Die Geburt zweier genmanipulierter Babys in China sorgt weltweit für Entsetzen, denn menschliche Embryos sind für derartige Experimente tabu. Auch den chinesischen Behörden geht die Arbeit des Wissenschaftlers He Jiankui (34) zu weit: Das Wissenschaftsministerium fordert eine Untersuchung und den sofortigen Stopp der Experimente.
Dass He Jiankui diesen Eingriff in die Natur vollziehen konnte, hat er internationalen Investoren zu verdanken, die in der Genmanipulation das grosse Geschäft wittern. Jiankui soll für seine beiden Biotech-Start-ups mindestens 40 Millionen Dollar erhalten haben. Das schreibt die «South China Morning Post».
Persönliche Forschung spielt keine Rolle
Den grössten Brocken erhielt Jiankuis Firma Direct Genomics Biotechnology von der Risikokapitalfirma Cosun Venture Capital Investment in Shenzhen. Auch Jiankuis Unternehmen Shenzhen Vienomics Biotech wurde mit Investorengeldern genährt.

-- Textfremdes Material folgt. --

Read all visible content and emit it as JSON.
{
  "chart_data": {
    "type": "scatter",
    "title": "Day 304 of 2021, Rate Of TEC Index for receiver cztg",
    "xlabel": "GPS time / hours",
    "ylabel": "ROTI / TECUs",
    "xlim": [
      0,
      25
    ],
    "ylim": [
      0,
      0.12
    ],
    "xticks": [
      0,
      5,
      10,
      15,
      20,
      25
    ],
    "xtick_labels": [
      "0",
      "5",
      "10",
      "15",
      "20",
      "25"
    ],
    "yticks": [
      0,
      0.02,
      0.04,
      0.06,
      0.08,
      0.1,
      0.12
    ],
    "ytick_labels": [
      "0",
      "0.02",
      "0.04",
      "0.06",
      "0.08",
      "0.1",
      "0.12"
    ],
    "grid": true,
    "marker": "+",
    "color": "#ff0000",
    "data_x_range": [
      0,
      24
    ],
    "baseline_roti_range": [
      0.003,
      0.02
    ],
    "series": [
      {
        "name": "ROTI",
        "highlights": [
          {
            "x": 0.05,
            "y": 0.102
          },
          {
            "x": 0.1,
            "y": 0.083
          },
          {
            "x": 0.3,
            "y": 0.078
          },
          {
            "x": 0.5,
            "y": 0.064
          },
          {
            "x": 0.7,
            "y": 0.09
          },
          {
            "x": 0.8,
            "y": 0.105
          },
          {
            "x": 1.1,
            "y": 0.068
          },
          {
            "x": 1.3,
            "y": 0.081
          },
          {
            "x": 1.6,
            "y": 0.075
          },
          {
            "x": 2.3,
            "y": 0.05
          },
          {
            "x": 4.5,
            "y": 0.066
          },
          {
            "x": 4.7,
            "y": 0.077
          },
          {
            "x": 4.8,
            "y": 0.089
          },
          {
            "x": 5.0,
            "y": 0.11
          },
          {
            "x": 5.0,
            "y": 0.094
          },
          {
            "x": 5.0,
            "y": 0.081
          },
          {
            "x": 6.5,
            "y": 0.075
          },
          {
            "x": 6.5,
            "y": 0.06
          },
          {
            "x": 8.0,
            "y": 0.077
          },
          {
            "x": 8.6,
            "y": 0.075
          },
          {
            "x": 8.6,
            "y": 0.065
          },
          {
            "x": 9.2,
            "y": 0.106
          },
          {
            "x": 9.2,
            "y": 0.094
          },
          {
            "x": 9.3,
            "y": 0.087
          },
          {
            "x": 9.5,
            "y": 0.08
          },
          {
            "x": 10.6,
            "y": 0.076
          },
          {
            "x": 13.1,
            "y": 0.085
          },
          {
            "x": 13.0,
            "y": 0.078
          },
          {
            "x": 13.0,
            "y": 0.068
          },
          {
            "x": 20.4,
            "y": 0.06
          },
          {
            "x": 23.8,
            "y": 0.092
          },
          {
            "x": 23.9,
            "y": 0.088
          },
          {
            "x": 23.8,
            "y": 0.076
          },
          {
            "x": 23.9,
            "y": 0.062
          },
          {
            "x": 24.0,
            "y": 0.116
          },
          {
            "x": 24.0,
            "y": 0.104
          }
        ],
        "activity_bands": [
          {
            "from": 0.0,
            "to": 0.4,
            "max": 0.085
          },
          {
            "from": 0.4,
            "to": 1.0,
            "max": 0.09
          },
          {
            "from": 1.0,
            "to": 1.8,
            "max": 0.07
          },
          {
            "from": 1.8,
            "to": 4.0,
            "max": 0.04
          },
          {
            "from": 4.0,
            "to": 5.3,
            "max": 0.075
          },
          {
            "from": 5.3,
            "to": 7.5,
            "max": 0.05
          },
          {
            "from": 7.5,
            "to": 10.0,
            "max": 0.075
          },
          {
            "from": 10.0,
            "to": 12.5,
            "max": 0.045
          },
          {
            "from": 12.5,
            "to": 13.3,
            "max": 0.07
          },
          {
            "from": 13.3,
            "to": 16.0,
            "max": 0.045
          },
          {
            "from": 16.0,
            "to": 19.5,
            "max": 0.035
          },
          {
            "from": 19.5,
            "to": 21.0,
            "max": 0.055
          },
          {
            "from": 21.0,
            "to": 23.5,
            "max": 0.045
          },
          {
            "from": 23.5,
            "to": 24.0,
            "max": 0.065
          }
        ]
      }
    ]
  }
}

Den Investoren scheint He Jiankuis Arbeit offenbar egal zu sein – Hauptsache, sie bringt Geld. Die ASB Ventures China lässt in der «South China Morning Post» zwar verlauten, dass sich ihre Investitionen für medizinische Innovationsprogramme an die Bioethik halten würden. Die Investoren halten gleichzeitig aber auch fest: «He Jiankuis persönliche Forschung spielt für das Geschäft mit Shenzhen Vienomics Biotech keine Rolle.»
Geld wohl missbraucht
Für Adrian Rüegsegger (54), Projektleiter bei der Stiftung für Technologiefolgen-Abschätzung (TA-Swiss) in Bern, ist die Verwendung von Forschungsgeldern für Projekte, wie sie He Jiankui durchführt, ein No-Go. «Genetische Eingriffe an Embryonen sind ethisch höchst fragwürdig und daher in vielen Ländern verboten», sagt er zu BLICK.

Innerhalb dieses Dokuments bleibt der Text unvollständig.